In 10 minutes, Ball produced a bright yellow circle with black oval eyes and a happy smile. He received a one-time fee of 45 dollars (equivalent to about $375 nowadays) for creating the first smiley in modern history.

Ball’s smiley started gaining huge popularity, and it soon became clear that this simple illustration was worth millions of dollars. But he’d made a crucial mistake: Ball never filed a trademark.

In 1971, a young journalist in France, while working for a newspaper, was displeased by all the negative news in the paper, and he decided to mark the positive news for the readers with a smiley. His design, though, very closely resembled Ball's design. But unlike Harvey Ball, Franklin Loufrani filed a French trademark, as he sensed the huge marketing potential of this simple icon.

As Loufrani was very ambitious, he realized he had to spread the word about his design on a large scale, and, luckily, there was a student movement going on in France at the time, similar to the hippie movement in America. Loufrani printed 10 million stickers and gave them away for free.

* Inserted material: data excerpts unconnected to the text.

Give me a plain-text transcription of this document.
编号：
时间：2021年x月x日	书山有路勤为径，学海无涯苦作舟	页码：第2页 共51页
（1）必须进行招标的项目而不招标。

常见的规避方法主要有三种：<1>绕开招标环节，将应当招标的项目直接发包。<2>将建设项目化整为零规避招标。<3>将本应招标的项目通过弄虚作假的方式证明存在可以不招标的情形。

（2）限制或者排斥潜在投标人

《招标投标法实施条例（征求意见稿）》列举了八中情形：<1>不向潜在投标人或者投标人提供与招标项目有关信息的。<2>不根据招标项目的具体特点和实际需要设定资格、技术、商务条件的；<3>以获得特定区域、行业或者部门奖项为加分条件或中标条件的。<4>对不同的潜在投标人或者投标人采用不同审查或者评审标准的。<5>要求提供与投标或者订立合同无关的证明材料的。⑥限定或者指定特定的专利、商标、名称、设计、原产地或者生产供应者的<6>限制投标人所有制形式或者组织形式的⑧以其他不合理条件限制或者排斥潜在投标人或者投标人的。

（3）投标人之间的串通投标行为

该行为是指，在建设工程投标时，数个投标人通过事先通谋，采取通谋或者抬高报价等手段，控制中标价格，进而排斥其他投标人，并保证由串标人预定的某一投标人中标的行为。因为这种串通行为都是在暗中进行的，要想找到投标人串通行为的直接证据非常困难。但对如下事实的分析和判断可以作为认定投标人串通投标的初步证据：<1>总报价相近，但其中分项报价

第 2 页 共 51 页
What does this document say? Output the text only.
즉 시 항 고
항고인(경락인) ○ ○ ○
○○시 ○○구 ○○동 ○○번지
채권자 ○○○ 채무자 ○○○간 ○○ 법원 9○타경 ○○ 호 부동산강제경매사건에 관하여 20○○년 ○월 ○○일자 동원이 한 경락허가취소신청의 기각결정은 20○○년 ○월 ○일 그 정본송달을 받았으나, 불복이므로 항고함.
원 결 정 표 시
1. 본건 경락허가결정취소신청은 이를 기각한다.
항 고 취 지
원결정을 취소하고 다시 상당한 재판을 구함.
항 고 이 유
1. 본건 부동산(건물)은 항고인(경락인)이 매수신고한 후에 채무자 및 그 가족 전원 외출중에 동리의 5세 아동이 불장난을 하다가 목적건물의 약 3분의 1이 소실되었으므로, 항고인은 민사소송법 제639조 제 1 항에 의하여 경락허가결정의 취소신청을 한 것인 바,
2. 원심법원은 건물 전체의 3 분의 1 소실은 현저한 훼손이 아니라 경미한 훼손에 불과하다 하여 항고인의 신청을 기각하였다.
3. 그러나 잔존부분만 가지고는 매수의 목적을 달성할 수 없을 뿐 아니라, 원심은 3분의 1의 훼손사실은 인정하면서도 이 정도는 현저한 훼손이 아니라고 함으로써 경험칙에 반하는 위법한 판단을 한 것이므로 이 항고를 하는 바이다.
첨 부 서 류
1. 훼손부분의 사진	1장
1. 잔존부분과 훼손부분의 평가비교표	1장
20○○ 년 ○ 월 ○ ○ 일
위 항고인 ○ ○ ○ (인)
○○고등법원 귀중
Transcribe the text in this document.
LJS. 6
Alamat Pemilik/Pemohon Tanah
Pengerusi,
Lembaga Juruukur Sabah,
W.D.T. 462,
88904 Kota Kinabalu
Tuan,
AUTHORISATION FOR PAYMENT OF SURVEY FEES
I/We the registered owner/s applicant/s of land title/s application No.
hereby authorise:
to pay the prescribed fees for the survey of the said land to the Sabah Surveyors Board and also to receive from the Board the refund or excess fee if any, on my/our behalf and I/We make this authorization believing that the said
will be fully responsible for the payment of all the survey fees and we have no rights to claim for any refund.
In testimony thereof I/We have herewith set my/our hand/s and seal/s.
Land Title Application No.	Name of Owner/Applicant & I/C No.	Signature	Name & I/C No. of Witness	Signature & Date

Not long after, companies from different industries contacted him to get the licensing permission for the design.
He secured partnerships with the candy company Mars, Levi’s jeans, and a German film giant, Agfa. As ‘the hippie era’ was followed by '80s and '90s raves, Loufrani approached DJs, and the smiley was a trend again, generating money through sales of t-shirts, flyers, and buttons.

Although the smiley had its ups and downs, today Franklin Loufrani and his son, Nicolas, own The Smiley Company, which does $500m per year in licensing deals, working with companies like Nutella, Clinique, McDonald’s, Nivea, Coca-Cola, VW, and Dunkin’ Donuts.


What about Harvey Ball? He passed away in 2001, having never earned off the smiley besides his original $45 payment. But he had no regrets; for him, the smiley had served its purpose.